The BBC has dropped a show following jokes about the Queen on her 90th birthday. David Baddiel's Don't Make Me Laugh was axed after it featured a segment in which comedians discussed the monarch’s sex life.
“I'm hoping maybe to pitch it again once we get past the 1960s. Oh no, wait a minute, it's 2016,” Baddiel tweeted following the news.
The radio show challenges comedians not to make a live audience laugh while talking about a topic selected for them. In the controversial episode, aired in April, the comedians were challenged to “Tell us why there is nothing funny about the fact that the Queen must have had sex at least four times.”

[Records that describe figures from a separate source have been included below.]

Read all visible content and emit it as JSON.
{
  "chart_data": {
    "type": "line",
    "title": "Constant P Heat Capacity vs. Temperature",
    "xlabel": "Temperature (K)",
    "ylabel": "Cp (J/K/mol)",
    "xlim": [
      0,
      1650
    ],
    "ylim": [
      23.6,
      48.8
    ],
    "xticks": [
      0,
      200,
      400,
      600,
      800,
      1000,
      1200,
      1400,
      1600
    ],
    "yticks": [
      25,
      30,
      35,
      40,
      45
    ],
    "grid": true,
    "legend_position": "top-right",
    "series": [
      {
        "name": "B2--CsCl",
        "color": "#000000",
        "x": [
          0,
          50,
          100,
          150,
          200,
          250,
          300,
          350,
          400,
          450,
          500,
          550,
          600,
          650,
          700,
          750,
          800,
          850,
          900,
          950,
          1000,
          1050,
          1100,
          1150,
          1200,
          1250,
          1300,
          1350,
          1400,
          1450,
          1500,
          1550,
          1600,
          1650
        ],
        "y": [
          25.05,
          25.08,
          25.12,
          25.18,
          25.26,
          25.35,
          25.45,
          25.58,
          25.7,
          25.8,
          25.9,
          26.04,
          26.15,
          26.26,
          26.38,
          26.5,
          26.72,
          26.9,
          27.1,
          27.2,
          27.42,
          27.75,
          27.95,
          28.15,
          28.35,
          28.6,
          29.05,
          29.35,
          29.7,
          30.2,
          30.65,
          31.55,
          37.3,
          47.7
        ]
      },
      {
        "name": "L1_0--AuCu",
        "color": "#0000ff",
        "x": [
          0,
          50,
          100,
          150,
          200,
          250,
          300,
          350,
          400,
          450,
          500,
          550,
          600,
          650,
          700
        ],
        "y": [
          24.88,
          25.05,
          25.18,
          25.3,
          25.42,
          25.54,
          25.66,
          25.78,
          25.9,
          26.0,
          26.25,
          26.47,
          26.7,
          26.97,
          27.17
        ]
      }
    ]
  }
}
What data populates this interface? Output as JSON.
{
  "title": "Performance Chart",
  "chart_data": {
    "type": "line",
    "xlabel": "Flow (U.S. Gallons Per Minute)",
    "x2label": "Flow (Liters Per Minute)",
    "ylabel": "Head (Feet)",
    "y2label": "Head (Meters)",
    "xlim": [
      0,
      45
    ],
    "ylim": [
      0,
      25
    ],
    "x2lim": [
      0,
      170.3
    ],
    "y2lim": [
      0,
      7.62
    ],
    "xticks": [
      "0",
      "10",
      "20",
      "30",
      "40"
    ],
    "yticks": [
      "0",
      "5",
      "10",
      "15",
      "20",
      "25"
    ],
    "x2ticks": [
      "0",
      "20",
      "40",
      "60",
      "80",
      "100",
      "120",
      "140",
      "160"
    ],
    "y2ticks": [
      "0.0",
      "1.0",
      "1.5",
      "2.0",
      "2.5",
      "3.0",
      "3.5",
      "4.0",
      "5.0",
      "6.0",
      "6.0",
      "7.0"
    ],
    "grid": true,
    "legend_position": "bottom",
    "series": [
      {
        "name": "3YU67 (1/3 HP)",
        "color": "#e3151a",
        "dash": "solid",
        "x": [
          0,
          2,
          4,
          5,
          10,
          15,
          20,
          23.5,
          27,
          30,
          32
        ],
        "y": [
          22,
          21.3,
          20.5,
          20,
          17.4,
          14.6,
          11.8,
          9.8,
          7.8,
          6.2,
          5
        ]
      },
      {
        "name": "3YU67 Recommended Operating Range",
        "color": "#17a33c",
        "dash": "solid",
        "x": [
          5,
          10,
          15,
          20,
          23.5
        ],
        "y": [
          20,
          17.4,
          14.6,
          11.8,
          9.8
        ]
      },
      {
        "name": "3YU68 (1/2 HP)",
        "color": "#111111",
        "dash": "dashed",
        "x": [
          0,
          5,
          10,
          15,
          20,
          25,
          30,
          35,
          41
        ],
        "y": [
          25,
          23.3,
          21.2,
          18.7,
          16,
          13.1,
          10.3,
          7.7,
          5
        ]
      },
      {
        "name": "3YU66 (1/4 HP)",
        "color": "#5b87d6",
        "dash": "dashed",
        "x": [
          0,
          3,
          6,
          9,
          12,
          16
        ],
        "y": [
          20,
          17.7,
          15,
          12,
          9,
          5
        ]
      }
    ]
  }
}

The segment was described as “personal, intrusive and demeaning” by the BBC Trust, who received 120 complaints following the episode.
Initially moving the show to a later timeslot the BBC have now dropped the show completely.
A spokesperson for Radio 4 told RT: "We’re lucky to receive hundreds of great ideas from brilliant comedians who want to work with Radio 4, and we always bring a mix of returning shows to our audiences whilst also finding space for new programmes in our packed schedule. This means not all shows get re-commissioned as otherwise it would be impossible to try out fresh formats and ideas."
In 2009 a joke made on BBC television show Mock the Week in which the Queen was said to say “I'm now so old that my p***y is haunted.” was deemed “sexist and ageist” by the BBC Trust, but “it would not have gone beyond audience expectations for the programme." The broadcaster’s editorial standards claim to “treat controversial subjects with due impartiality.”
Last year, the broadcaster refused to cover David Cameron’s #PigGate incident, despite the story making headlines internationally.
Baddiel told the Radio Times last week that he believed the BBC was biased toward the left and should introduce a “Right Wing Hour.”